The transcriptional code of adult motoneuron identity in Drosophila. Jonathan Enriquez^1*, Myungin Baek², Richard Mann¹. 1) Department of Biochemistry and Molecular Biophysic, Columbia University Medical Center , New York, NY; 2) NYU School of Medicine Neuroscience Program 522 First Avenue SML504 New York, NY 10016.

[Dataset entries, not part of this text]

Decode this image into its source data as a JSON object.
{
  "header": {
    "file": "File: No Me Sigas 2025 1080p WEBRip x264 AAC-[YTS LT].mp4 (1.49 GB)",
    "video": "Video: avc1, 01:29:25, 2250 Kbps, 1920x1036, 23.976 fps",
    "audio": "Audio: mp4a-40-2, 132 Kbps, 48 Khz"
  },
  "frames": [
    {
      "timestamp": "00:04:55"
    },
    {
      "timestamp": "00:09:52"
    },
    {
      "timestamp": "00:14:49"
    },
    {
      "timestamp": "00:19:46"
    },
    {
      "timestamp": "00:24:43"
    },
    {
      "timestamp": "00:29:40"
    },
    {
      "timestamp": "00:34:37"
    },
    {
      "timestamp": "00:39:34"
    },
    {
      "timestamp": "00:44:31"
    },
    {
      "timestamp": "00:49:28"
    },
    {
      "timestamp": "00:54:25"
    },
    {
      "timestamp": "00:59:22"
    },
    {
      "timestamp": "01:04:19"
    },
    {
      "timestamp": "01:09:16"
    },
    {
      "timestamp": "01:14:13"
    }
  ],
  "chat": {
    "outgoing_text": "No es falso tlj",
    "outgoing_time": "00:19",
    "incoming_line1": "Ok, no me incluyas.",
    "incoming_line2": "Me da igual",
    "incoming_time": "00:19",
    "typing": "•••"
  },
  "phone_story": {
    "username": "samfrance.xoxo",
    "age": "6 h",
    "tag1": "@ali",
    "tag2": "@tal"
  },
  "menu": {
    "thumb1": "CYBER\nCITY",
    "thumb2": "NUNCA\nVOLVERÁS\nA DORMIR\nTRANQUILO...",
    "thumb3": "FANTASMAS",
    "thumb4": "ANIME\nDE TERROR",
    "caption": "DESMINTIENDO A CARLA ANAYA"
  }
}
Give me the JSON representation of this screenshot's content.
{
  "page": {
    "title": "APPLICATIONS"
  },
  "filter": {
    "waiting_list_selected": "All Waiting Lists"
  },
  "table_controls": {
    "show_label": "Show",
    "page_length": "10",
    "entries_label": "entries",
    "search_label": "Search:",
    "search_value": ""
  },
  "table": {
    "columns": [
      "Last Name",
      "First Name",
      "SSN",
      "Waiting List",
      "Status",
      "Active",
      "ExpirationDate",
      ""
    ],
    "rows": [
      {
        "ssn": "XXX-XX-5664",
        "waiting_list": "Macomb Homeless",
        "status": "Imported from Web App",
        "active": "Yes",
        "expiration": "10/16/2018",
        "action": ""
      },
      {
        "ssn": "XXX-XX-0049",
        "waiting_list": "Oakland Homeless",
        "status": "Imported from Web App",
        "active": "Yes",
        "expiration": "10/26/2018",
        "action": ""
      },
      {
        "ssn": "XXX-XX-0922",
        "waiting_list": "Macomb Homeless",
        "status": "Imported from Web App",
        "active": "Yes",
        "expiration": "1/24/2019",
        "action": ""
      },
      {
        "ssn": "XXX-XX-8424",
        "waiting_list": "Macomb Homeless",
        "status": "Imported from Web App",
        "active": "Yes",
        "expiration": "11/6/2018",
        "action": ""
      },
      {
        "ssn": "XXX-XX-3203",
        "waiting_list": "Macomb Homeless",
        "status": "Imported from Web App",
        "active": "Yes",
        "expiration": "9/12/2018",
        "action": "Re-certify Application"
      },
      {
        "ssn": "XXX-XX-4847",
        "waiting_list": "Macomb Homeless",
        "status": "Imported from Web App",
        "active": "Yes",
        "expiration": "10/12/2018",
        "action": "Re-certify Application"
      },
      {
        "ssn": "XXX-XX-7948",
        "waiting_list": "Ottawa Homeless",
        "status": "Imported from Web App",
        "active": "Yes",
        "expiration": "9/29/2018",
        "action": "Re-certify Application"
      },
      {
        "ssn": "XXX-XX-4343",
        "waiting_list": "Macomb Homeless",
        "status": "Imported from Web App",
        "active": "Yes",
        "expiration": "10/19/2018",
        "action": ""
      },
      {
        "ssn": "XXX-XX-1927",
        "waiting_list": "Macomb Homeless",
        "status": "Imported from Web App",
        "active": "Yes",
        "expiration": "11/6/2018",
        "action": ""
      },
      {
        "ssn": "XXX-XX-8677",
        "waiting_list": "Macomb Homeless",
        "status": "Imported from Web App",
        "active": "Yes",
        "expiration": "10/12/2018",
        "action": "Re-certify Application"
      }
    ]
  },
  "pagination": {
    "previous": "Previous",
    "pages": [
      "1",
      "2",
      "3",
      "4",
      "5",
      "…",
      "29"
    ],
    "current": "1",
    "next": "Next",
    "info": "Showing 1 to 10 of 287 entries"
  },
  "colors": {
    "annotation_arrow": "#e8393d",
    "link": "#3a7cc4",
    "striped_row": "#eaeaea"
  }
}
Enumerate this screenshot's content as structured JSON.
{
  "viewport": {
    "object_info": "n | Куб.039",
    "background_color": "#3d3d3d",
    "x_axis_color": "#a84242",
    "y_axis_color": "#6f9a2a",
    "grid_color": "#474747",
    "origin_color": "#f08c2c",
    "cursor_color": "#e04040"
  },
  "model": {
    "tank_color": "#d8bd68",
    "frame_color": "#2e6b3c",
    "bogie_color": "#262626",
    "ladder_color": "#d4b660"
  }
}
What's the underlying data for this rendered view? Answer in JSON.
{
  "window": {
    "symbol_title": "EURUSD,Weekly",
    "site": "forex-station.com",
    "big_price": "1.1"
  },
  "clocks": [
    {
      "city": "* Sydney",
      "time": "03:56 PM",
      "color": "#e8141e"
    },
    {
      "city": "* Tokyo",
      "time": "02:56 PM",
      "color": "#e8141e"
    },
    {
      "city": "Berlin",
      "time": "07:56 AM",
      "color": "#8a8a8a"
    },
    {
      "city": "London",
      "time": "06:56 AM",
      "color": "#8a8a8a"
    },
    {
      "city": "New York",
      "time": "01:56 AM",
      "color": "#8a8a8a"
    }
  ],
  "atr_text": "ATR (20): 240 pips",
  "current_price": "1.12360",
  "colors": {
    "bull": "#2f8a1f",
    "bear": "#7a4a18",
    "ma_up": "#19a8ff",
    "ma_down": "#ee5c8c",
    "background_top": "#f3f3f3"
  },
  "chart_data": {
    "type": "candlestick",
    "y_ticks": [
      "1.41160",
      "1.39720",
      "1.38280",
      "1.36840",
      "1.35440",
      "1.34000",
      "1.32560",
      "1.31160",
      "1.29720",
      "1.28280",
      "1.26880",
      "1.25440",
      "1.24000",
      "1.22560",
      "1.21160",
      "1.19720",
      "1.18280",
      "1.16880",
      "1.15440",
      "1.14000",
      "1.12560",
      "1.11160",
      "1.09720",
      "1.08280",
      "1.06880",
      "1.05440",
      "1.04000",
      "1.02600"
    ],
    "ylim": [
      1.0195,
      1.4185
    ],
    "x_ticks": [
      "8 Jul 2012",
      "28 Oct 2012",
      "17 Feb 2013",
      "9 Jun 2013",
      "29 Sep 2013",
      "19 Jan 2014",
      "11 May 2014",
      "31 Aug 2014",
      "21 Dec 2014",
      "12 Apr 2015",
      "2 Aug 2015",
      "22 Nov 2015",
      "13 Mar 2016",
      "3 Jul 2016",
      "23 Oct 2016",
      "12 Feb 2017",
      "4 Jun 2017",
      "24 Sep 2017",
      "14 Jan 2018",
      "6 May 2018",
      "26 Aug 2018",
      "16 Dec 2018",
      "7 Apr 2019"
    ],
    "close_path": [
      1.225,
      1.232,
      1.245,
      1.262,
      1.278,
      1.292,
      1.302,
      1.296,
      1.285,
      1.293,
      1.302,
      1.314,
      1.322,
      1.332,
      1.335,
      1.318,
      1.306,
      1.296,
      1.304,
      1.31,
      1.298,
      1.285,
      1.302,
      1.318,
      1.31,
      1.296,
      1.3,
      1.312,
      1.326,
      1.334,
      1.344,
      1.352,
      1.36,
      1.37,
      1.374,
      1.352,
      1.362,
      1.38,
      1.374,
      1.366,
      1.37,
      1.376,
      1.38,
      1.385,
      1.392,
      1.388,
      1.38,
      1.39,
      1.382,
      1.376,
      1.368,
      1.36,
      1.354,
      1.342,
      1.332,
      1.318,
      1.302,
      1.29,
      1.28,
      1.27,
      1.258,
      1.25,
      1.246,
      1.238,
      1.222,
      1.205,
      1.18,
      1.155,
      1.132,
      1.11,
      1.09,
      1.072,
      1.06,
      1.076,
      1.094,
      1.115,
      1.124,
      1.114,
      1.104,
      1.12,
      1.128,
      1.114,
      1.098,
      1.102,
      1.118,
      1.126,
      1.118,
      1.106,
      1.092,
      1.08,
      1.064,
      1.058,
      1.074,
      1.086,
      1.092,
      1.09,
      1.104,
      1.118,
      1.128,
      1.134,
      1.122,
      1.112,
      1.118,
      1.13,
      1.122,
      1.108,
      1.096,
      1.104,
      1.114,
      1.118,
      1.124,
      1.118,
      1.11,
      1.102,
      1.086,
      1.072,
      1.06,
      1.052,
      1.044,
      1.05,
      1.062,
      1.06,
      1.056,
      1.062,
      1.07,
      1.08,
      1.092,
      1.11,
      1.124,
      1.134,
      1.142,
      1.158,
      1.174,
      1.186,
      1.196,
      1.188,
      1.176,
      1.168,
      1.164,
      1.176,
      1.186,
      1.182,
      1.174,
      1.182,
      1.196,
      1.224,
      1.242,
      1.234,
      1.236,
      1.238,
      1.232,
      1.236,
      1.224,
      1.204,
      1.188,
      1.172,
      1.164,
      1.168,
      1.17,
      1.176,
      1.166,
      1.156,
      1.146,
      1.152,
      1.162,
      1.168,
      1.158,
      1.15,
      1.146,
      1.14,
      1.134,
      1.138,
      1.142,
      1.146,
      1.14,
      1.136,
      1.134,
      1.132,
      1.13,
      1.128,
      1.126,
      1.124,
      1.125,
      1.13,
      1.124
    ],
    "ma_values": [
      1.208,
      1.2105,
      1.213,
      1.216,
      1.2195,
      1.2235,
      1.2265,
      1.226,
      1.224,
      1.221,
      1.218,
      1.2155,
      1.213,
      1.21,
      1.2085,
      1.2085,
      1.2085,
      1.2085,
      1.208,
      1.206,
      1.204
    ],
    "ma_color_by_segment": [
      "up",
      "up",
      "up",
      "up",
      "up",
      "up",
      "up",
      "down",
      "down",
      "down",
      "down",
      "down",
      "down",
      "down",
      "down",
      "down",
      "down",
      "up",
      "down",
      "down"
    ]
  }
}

   Drosophila offers the possibility to study how sophisticated movements are coordinated by a small number of neurons. In each fly leg, around 50 motoneurons, generated from 11 neuroblast lineages, are used for walking and grooming. Two major lineages, called Lin A and Lin B, generate about 28 and 7 motoneurons respectively. Our goal is to understand how these neurons obtain their individual identities. Our hypothesis is that each adult leg motoneuron expresses a specific combinatorial code of transcription factors (TFs) that controls its identity. To identify candidate TFs, positively labeled Lin A and Lin B MARCM clones in L3 larvae were stained with antibodies directed against a large number of TFs. Because it contains fewer motoneurons, our initial focus was on Lin B, thus simplifying the analysis. The TFs identified are Empty spiracles (Ems), Kruppel (Kr), Zinc Finger Homeodomain Factors 1 and 2 (ZFH1/2), the Hox protein Proboscipedia (Pb), and Twin of Eyeless (Toy). Double and triple immunostains reveal a complex combinatorial code, consistent with our hypothesis. Subsequent genetic experiments reveal the consequences of genetically removing or ectopically expressing these TFs during motoneuron development. Both dendritic morphology and axon branching patterns were characterized. These observations support the idea that subsets of TFs regulate different aspects of motoneuron identity, depending on the context, in particular, which other TFs are present. In some cases, dendritic morphology was regulated independently from axon targeting, while in other cases they were coordinately regulated.